I don't understand this definition of validity from Wiki:

An argument is valid if and only if it takes a form that makes it impossible for the premises to be true and the conclusion nevertheless to be false. It is not required that a valid argument have premises that are actually true, but to have premises that, if they were true, would guarantee the truth of the argument's conclusion.

When we are talking about premises and conclusions are we specifically defining this as $P \to Q = \text{True}$ where $P$ is the premise and $Q$ is the conclusion? This validity technically requires us to have given semantic meaning to the operator $\to$, correct? Or is premise and conclusion something we can talk about outside of a logical system, e.g. $P \vdash Q = \text{True}$, if this is even a concept, or does it not even make sense to talk about semantics on a metalogical level?

A formula is valid if and only if it is true under every interpretation, and an argument form (or schema) is valid if and only if every argument of that logical form is valid.

What does this even mean? "True under every interpretation"? What is an argument form/schema? How we defining formula here?

Best Answer

An argument, as intended in the page you mentioned, consists of a collection of premises, used to establish the truth of one (or more) conclusion.

If you were to model this in, say, propositional logic, you would call the premises $p_1, \dotsc, p_n$ and the conclusion $c$. Then, the argument would be encoded by the formula $$ p_1 \land \dotsb \land p_n \implies c $$ To attach a semantic meaning to this formula, i.e. if we want to establish if it is true or false, we need two ingredients:

  1. The truth values of $p_1,\dotsc,p_n$ and $c$ - you need to fix such values to obtain the truth value of the whole formula; the way you assign this truth values gives you an interpretation.
  2. A "meaning" for the logical connectives. This means, for example, that the truth value of the conjunction $\land$ can be computed by means of a function (and same goes for the implication).

If we call our interpretation $I$, we say that a formula is satisfied by $I$ (or true under that interpretation) if by assigning the truth values of all the variables as specified in $I$ and then computing the truth values of the logical connectives, the output is true.

As a mathematical convention - this is how implication is defined - a formula of the form $A \implies B$ is false when $A$ is true and $B$ is false; in all the other cases, it is true. This means that, if the premise $A$ is false, the overall formula is true, no matter the value of $B$. But if $A$ is assumed to be true, then $B$ must be true for the argument to be true.

This means that for an argument to be valid you must be free to give any possible value to each of your variables and still obtain a true formula. This can be generalized to arbitrary formulas (not only the one in argument form), and that is what the concept of tautology is about.

As an example, the formula $p \lor \neg p$ is a tautology: here, you only have two possible interpretations, one that makes $p$ true, the other makes $p$ false. You can choose any, and the formula turns out to be true.

Another example of a valid argument is $p \implies p$: assume that something is true; then, that thing is true.

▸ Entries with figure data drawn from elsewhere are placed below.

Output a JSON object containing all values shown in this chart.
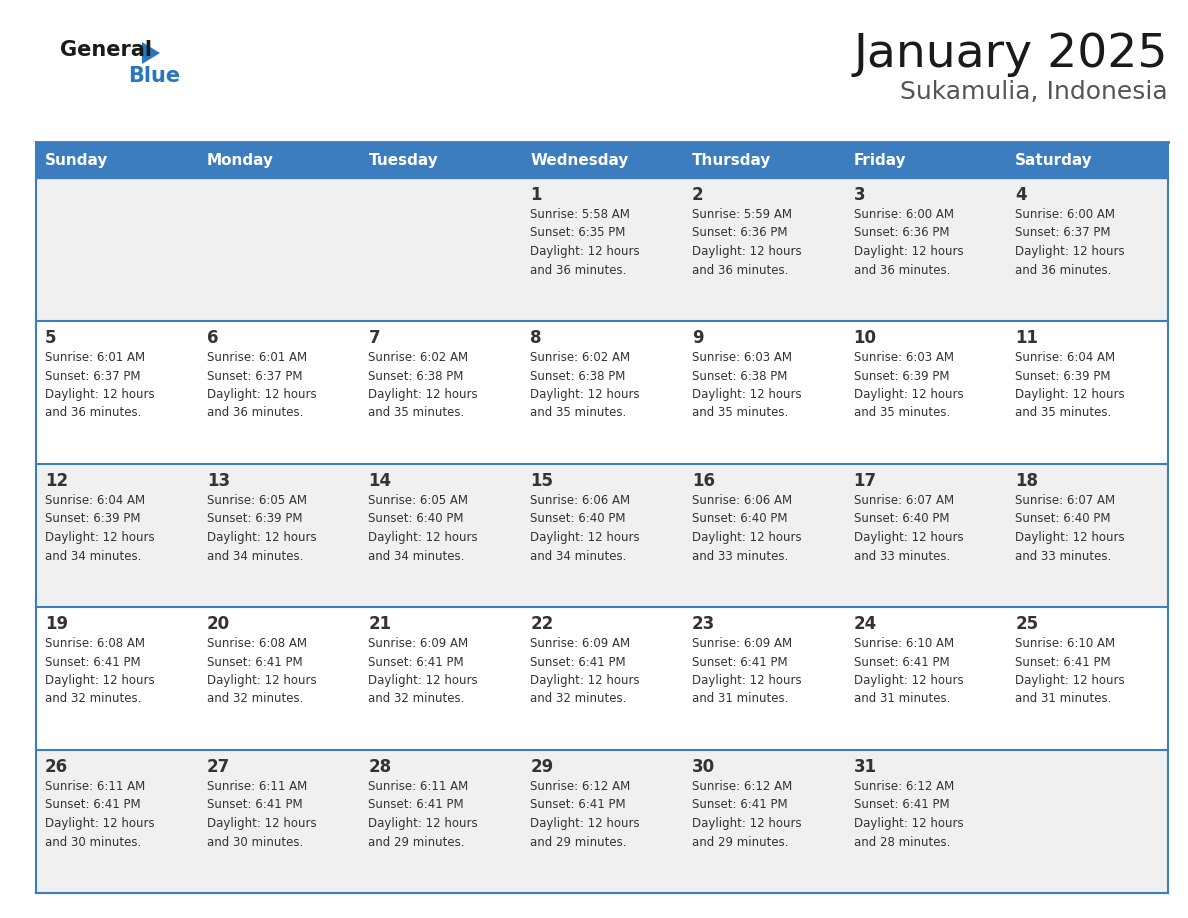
{
  "title": "January 2025",
  "subtitle": "Sukamulia, Indonesia",
  "header_bg": "#3c7dbf",
  "header_text_color": "#ffffff",
  "row_bg_odd": "#f0f0f0",
  "row_bg_even": "#ffffff",
  "border_color": "#3c7dbf",
  "text_color": "#333333",
  "days_of_week": [
    "Sunday",
    "Monday",
    "Tuesday",
    "Wednesday",
    "Thursday",
    "Friday",
    "Saturday"
  ],
  "weeks": [
    [
      {
        "day": "",
        "info": ""
      },
      {
        "day": "",
        "info": ""
      },
      {
        "day": "",
        "info": ""
      },
      {
        "day": "1",
        "info": "Sunrise: 5:58 AM\nSunset: 6:35 PM\nDaylight: 12 hours\nand 36 minutes."
      },
      {
        "day": "2",
        "info": "Sunrise: 5:59 AM\nSunset: 6:36 PM\nDaylight: 12 hours\nand 36 minutes."
      },
      {
        "day": "3",
        "info": "Sunrise: 6:00 AM\nSunset: 6:36 PM\nDaylight: 12 hours\nand 36 minutes."
      },
      {
        "day": "4",
        "info": "Sunrise: 6:00 AM\nSunset: 6:37 PM\nDaylight: 12 hours\nand 36 minutes."
      }
    ],
    [
      {
        "day": "5",
        "info": "Sunrise: 6:01 AM\nSunset: 6:37 PM\nDaylight: 12 hours\nand 36 minutes."
      },
      {
        "day": "6",
        "info": "Sunrise: 6:01 AM\nSunset: 6:37 PM\nDaylight: 12 hours\nand 36 minutes."
      },
      {
        "day": "7",
        "info": "Sunrise: 6:02 AM\nSunset: 6:38 PM\nDaylight: 12 hours\nand 35 minutes."
      },
      {
        "day": "8",
        "info": "Sunrise: 6:02 AM\nSunset: 6:38 PM\nDaylight: 12 hours\nand 35 minutes."
      },
      {
        "day": "9",
        "info": "Sunrise: 6:03 AM\nSunset: 6:38 PM\nDaylight: 12 hours\nand 35 minutes."
      },
      {
        "day": "10",
        "info": "Sunrise: 6:03 AM\nSunset: 6:39 PM\nDaylight: 12 hours\nand 35 minutes."
      },
      {
        "day": "11",
        "info": "Sunrise: 6:04 AM\nSunset: 6:39 PM\nDaylight: 12 hours\nand 35 minutes."
      }
    ],
    [
      {
        "day": "12",
        "info": "Sunrise: 6:04 AM\nSunset: 6:39 PM\nDaylight: 12 hours\nand 34 minutes."
      },
      {
        "day": "13",
        "info": "Sunrise: 6:05 AM\nSunset: 6:39 PM\nDaylight: 12 hours\nand 34 minutes."
      },
      {
        "day": "14",
        "info": "Sunrise: 6:05 AM\nSunset: 6:40 PM\nDaylight: 12 hours\nand 34 minutes."
      },
      {
        "day": "15",
        "info": "Sunrise: 6:06 AM\nSunset: 6:40 PM\nDaylight: 12 hours\nand 34 minutes."
      },
      {
        "day": "16",
        "info": "Sunrise: 6:06 AM\nSunset: 6:40 PM\nDaylight: 12 hours\nand 33 minutes."
      },
      {
        "day": "17",
        "info": "Sunrise: 6:07 AM\nSunset: 6:40 PM\nDaylight: 12 hours\nand 33 minutes."
      },
      {
        "day": "18",
        "info": "Sunrise: 6:07 AM\nSunset: 6:40 PM\nDaylight: 12 hours\nand 33 minutes."
      }
    ],
    [
      {
        "day": "19",
        "info": "Sunrise: 6:08 AM\nSunset: 6:41 PM\nDaylight: 12 hours\nand 32 minutes."
      },
      {
        "day": "20",
        "info": "Sunrise: 6:08 AM\nSunset: 6:41 PM\nDaylight: 12 hours\nand 32 minutes."
      },
      {
        "day": "21",
        "info": "Sunrise: 6:09 AM\nSunset: 6:41 PM\nDaylight: 12 hours\nand 32 minutes."
      },
      {
        "day": "22",
        "info": "Sunrise: 6:09 AM\nSunset: 6:41 PM\nDaylight: 12 hours\nand 32 minutes."
      },
      {
        "day": "23",
        "info": "Sunrise: 6:09 AM\nSunset: 6:41 PM\nDaylight: 12 hours\nand 31 minutes."
      },
      {
        "day": "24",
        "info": "Sunrise: 6:10 AM\nSunset: 6:41 PM\nDaylight: 12 hours\nand 31 minutes."
      },
      {
        "day": "25",
        "info": "Sunrise: 6:10 AM\nSunset: 6:41 PM\nDaylight: 12 hours\nand 31 minutes."
      }
    ],
    [
      {
        "day": "26",
        "info": "Sunrise: 6:11 AM\nSunset: 6:41 PM\nDaylight: 12 hours\nand 30 minutes."
      },
      {
        "day": "27",
        "info": "Sunrise: 6:11 AM\nSunset: 6:41 PM\nDaylight: 12 hours\nand 30 minutes."
      },
      {
        "day": "28",
        "info": "Sunrise: 6:11 AM\nSunset: 6:41 PM\nDaylight: 12 hours\nand 29 minutes."
      },
      {
        "day": "29",
        "info": "Sunrise: 6:12 AM\nSunset: 6:41 PM\nDaylight: 12 hours\nand 29 minutes."
      },
      {
        "day": "30",
        "info": "Sunrise: 6:12 AM\nSunset: 6:41 PM\nDaylight: 12 hours\nand 29 minutes."
      },
      {
        "day": "31",
        "info": "Sunrise: 6:12 AM\nSunset: 6:41 PM\nDaylight: 12 hours\nand 28 minutes."
      },
      {
        "day": "",
        "info": ""
      }
    ]
  ],
  "logo_general_color": "#1a1a1a",
  "logo_blue_color": "#2878c0",
  "logo_triangle_color": "#2878c0",
  "title_fontsize": 34,
  "subtitle_fontsize": 18,
  "header_fontsize": 11,
  "day_num_fontsize": 12,
  "info_fontsize": 8.5
}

Here, you can again choose between two interpretations and no matter what your choice is, the formula is true.


According to the language you are using, there are different ways of defining formula and truth values. You can distinguish between propositional formulas (the ones described above), first-order formulas (as an example, $\exists{x}. p(x) \implies q(x)$), modal formulas and many others. You can choose how many truth values are there: true and false, or true, false and unknown, or infinitely many. Depending on the choices that you make here, the notion of truth and validity change. Above, I introduced the ones related to classical propositional logic.